I am studying The Artist's Way by Julia Cameron as a way to challenge writer's block. One exercise is to draw a picture of what she calls "the inner critic," that self-criticiser that stems from roots of negativity we may have collected and held onto during childhood.

My "monster" is a sharp-chinned woman with a dark unibrow and tiny eyes. She dominates her way into the position of Executive Editor. Daily I have to tell her, "You're fired! Go wax your eyebrow!" because she seems to show up with a leaky red pen whenever I open my notebook.

"In my own case, I have found that my Inner Critic's most scathing comments are often reserved for what will later appear to be my strongest work." (Cameron, 2006, p. 96) Be secure enough to try something new in your writing. Or be secure enough to stick to what you're doing.

References

Cameron, Julia. (2006) Finding water. Penguin Group: USA.

The Pine Tree

The lavender-gray sky
is sprinkled with stars.
The huge, dark outline of
a pine tree
blotches this view,
a streak of sunlight
spreading almost to its tip.
I see a car
coming along the road
beneath it
and I move forward until
I am under the tree's strange
shelter.
As the fingers of a
piney bough drop down
to touch my head,
I realize I need not
fear the shadows:
they shelter me from that which I foolishly do not
fear.

Saturday, January 9, 2010

Spectrums of Light

please, love, let's make
no impartial vow
--Jewel

Humans experience Life by five, arguably six, senses.
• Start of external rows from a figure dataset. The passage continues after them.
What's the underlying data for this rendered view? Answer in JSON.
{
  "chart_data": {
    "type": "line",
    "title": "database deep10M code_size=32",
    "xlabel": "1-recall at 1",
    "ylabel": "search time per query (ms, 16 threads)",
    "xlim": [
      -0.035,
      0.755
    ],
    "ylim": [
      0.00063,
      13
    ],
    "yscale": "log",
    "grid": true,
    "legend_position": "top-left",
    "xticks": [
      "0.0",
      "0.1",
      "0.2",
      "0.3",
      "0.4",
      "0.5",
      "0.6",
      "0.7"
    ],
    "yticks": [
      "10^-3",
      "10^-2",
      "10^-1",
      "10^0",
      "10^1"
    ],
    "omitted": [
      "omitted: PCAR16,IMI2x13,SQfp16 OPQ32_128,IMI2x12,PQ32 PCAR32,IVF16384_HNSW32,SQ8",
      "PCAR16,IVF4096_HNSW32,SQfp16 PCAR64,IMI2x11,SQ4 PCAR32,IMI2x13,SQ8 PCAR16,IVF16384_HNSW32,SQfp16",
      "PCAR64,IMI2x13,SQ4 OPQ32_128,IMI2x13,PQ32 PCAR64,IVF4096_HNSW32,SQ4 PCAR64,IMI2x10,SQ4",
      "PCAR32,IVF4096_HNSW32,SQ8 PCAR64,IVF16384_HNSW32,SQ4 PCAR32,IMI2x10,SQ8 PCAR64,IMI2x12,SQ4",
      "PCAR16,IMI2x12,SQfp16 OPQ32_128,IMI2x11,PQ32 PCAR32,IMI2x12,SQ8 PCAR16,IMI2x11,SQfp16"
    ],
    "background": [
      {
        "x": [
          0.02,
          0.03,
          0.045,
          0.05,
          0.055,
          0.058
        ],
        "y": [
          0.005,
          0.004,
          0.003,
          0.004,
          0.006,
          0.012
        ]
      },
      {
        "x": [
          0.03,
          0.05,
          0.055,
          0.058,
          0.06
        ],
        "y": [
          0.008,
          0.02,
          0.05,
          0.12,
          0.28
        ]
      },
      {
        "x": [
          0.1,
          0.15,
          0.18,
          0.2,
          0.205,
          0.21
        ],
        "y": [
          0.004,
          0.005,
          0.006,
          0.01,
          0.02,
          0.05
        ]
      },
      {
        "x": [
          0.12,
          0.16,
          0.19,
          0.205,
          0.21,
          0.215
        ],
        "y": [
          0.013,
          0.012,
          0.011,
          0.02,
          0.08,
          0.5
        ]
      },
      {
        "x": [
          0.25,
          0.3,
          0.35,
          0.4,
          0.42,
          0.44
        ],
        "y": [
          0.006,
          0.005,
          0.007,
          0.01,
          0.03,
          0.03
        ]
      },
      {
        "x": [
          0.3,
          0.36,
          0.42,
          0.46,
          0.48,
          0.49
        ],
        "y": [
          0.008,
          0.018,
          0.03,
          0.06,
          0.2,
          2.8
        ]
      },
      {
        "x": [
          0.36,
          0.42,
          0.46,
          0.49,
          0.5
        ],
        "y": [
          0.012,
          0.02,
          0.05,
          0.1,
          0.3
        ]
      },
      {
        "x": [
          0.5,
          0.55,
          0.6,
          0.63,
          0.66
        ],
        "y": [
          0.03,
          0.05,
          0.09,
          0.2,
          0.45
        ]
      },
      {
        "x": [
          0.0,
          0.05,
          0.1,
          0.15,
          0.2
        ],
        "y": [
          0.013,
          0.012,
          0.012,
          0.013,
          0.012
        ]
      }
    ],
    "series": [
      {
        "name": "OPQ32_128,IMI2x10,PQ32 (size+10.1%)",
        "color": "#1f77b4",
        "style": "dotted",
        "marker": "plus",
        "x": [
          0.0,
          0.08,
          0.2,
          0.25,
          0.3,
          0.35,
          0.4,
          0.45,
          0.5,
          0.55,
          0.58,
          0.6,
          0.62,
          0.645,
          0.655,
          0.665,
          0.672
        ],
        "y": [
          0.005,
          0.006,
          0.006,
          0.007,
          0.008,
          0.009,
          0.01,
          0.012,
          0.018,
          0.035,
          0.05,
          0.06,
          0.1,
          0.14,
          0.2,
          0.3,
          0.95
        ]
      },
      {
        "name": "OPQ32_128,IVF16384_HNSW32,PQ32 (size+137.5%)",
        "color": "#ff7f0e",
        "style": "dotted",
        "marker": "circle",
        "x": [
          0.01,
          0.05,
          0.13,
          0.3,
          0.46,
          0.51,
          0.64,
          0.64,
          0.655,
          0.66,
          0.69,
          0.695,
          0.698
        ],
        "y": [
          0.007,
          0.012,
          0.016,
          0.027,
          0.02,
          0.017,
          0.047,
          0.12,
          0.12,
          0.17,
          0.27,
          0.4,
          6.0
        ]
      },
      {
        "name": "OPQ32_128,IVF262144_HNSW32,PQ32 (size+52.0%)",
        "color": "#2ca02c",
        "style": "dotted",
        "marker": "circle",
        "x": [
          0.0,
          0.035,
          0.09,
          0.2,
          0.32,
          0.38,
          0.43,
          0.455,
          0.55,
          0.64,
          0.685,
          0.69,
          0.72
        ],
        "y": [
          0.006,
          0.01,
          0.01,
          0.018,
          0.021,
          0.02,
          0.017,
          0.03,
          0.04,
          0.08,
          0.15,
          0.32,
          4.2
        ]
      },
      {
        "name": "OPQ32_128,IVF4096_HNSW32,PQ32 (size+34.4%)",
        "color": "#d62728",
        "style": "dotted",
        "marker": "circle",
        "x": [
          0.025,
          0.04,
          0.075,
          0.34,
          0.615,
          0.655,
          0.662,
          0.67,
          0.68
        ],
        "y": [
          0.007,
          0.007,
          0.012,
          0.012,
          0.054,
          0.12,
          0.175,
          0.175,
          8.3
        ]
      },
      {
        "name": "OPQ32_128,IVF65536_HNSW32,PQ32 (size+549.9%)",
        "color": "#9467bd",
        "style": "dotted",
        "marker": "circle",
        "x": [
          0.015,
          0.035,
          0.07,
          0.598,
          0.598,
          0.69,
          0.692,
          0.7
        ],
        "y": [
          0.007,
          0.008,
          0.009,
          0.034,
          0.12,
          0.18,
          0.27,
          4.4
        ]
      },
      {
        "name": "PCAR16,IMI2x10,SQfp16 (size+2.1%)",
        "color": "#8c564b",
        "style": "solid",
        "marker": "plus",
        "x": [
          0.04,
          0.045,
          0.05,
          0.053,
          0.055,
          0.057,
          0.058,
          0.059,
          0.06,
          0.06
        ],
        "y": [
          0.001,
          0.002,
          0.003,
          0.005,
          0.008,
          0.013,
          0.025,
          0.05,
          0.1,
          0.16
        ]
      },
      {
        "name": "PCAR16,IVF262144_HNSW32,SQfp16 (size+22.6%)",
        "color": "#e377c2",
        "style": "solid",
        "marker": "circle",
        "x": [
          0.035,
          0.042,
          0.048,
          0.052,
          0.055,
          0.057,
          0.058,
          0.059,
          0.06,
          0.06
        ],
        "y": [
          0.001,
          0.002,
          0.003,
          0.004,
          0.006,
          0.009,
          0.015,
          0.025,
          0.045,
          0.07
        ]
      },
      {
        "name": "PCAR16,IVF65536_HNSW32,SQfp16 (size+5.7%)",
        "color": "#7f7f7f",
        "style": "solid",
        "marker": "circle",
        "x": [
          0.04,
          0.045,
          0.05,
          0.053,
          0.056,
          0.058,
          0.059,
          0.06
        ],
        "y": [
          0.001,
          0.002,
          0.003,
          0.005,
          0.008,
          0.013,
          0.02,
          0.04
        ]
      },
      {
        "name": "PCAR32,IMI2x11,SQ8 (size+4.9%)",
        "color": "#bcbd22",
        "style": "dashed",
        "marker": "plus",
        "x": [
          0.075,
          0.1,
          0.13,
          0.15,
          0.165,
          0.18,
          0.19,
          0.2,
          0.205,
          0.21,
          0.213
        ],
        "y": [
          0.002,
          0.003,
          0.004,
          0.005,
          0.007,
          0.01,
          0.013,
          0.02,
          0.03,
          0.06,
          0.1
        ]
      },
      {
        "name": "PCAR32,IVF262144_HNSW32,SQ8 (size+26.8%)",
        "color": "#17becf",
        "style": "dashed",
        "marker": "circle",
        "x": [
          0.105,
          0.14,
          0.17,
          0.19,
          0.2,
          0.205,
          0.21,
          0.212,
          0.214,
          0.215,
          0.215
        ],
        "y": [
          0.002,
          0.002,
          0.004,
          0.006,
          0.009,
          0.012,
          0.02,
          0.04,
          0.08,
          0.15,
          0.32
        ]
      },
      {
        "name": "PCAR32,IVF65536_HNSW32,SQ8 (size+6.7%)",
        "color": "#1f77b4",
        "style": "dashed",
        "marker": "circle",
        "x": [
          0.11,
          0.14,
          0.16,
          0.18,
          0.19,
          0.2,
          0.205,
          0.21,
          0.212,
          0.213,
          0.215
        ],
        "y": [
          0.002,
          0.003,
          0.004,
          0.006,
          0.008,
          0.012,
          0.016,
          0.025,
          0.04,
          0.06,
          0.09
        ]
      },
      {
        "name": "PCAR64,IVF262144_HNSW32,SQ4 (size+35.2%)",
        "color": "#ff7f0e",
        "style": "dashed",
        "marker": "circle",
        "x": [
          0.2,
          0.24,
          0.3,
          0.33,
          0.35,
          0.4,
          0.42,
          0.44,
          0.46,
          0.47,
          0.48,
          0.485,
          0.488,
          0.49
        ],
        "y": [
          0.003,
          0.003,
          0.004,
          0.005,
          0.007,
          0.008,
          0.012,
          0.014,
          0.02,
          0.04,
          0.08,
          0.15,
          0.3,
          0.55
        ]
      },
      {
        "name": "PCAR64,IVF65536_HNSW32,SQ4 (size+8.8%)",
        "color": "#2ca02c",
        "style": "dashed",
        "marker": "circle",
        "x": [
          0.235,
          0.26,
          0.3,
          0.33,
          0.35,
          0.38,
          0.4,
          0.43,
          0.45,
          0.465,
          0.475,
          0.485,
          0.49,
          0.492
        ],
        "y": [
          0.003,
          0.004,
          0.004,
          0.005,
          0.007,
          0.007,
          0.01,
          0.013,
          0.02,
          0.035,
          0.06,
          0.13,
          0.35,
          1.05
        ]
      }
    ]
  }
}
But are our senses 100% accurate and complete? Examine this. Some sunlight appears white, but there is no wavelength of light that is white (http://www.thinkquest.org/). This phenomena is a combination of colors translated by our eyes. All the information gathered by our senses and organized by our brains could logically be false or, at best, misinterpreted. And how much relevant information to each nugget of knowledge is lost and therefore cannot be considered as a total exposition by our intelligent minds?

I believe this is why cutting edge universities teach that knowledge is not necessarily truth.

A Wordy Investigation

I have realized as I progress in my courses at Ashford University that I need not necessarily accept the negative criticism of individuals who lack credentials, full understanding through knowledge, or experience in the area addressed.

How can I determine which feedback is applicable for my use, especially in analyzation of my writing for editorial purposes? The answer is dialectic reasoning, a fifth stage of cognitive development conjectured by Klaus F. Riegel. Riegal was a researcher in the field of psychology; he intensley studied and published his very passion: "the effect of aging on intelligence." (https://openaccess.leidenuniv.nl)

Dialectic means pertaining to logical argumentation. So dialectic reasoning involves questions and arguments over the knowledge that was discovered by critical thinking. Editors, whether professional or informal, will use the critical process of analyzing, synthesizing, evaluating, and applying to edit fiction and especially nonfiction writing. The writer would prosper by using dialectic reasoning to analyze the suggestions offered by the editor. In other words, it is your story.